We wonder if their plans for Yorkshire are different from their plans for the North Coast of Northern Ireland. When called upon at various public meetings to rule out fracking for shale gas in Counties Antrim and Derry/Londonderry, the company’s executives (including Mr Montagu-Smith) repeatedly refused to rule it out, saying that they had to explore all of the options for the licenced area (from Magilligan in the west, to Ballycastle in the east and as far south as Garvagh).

The company has applied to drill an exploratory well into the shale layer at Ballinlea in North Antrim under licence PL3/10. The original licences (click CE1-04 and CE2-04) under which their first well was drilled at Ballinlea in 2008, were specifically for the exploration of commercial Coalbed Methane and Shale Gas potential in the Rathlin Basin. (The licences were held originally by Rathlin Energy Ltd’s Canadian owner, Connaught Energy Ltd, and were transferred to Rathlin Energy Ltd in 2007.)

Those licences say:

“This Licence CE1/04 and licence CE2/04 form part of a single integrated exploration programme over the Rathlin Basin. The core elements of this programme are:

  • the development of a hydrocarbon system for the basin,
  • the drilling of one shallow well to provide core, from the Ballycastle Carboniferous coal and organic-rich shale section, that will be analysed for CBM [Coalbed Methane] potential,
  • the drilling of one exploration well, in the Rathlin Basin, to evaluate the Carboniferous section for commercial coalbed methane and gas shale potential,
  • the evaluation of the results from the above to produce a final prospectivity assessment of the licence areas.”

Minister Arlene Foster wrote in a letter responding to queries of local residents (via local MLAs) in November 2011: There may be some additional potential for ‘unconventional’ gas resources including shale gas in the onshore Rathlin Basin, and the Department would expect Rathlin Energy Ltd  to review this in their evaluation of the overall prospectivity of the licence. 

Despite their stated target being conventional oil and gas, Rathlin Energy Ltd’s proposed operational plan for Ballinlea includes drilling down into the shale layer (past the layers expected to contain conventional oil and gas deposits), and undertaking extended well testing using a variety of well stimulation techniques, including (if deemed necessary) dissolving the rock with hydrochloric acid (‘acid wash’ and ‘acid squeeze’), a mini fall-off test to check permeability of the rock, and conventional hydraulic fracturing, using sand, water, and ‘stimulation fluid’. These processes could be repeated at multiple intervals within the reservoir.

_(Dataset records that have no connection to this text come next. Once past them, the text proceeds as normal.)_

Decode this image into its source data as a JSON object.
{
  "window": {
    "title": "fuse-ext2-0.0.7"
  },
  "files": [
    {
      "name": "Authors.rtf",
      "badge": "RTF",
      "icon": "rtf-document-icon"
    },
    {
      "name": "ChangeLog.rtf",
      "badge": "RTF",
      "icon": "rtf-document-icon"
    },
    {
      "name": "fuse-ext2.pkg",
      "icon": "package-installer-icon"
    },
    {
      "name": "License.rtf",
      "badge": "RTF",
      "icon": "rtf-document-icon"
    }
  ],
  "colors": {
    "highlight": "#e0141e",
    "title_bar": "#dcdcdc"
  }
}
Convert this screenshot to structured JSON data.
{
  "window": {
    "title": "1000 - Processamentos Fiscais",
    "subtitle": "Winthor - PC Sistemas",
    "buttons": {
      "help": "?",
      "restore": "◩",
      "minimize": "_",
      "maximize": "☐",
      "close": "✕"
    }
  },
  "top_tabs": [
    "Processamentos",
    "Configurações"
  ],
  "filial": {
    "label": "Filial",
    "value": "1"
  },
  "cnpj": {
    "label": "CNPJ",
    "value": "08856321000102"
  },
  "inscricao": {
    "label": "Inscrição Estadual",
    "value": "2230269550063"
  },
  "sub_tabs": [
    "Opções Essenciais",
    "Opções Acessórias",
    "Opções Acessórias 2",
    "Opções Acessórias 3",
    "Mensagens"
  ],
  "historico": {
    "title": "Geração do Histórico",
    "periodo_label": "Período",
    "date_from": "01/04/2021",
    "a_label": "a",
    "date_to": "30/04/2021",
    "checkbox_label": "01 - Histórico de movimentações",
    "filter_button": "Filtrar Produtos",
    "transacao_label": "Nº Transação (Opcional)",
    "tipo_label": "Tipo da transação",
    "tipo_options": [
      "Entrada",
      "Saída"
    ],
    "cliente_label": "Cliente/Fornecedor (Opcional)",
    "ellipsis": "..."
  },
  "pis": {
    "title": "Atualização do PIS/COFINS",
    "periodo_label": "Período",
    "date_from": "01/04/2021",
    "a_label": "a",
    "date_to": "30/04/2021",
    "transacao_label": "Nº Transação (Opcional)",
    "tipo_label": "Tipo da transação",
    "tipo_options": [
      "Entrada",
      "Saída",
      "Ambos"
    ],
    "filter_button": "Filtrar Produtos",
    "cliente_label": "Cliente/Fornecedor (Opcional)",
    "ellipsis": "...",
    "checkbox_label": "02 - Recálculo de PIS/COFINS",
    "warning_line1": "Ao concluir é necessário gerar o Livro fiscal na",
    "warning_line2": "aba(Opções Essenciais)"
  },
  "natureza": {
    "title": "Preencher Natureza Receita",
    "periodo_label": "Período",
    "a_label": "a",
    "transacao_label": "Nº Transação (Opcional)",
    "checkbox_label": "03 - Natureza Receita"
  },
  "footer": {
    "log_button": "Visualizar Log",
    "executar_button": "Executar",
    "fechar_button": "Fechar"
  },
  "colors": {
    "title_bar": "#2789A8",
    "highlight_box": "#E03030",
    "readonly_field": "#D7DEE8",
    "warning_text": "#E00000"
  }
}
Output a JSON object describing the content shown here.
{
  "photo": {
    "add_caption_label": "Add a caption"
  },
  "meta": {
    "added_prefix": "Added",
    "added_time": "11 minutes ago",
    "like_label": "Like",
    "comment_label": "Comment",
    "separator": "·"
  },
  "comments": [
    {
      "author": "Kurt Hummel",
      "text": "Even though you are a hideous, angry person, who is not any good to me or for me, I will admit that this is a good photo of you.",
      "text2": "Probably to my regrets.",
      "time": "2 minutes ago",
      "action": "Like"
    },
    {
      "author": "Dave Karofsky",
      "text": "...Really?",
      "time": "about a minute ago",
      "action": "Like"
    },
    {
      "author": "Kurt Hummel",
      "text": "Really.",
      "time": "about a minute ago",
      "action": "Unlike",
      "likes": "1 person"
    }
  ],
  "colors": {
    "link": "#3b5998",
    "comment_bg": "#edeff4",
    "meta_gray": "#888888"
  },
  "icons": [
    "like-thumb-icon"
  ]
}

This would provide information to the company on the viability of commercial extraction of the different types of gas or oil (conventional and unconventional) contained within different intervals or types of source rock (shale, sandstone, coal seams, etc.)

Even if Rathlin Energy Ltd IS exploring for conventional oil and gas, does this not ALSO sound like exploratory drilling for shale gas…the type of exploratory drilling which is necessary in advance of (high-volume) hydraulic fracturing? We think so.

Could, or would, you explore for shale gas without undertaking this type of exploration first? Not likely.

If your target was only conventional oil and gas, would you spend more money drilling deeper than necessary? Not likely.

Is Rathlin Energy Ltd exploring for shale gas? Can you really look at the evidence and say ‘no’?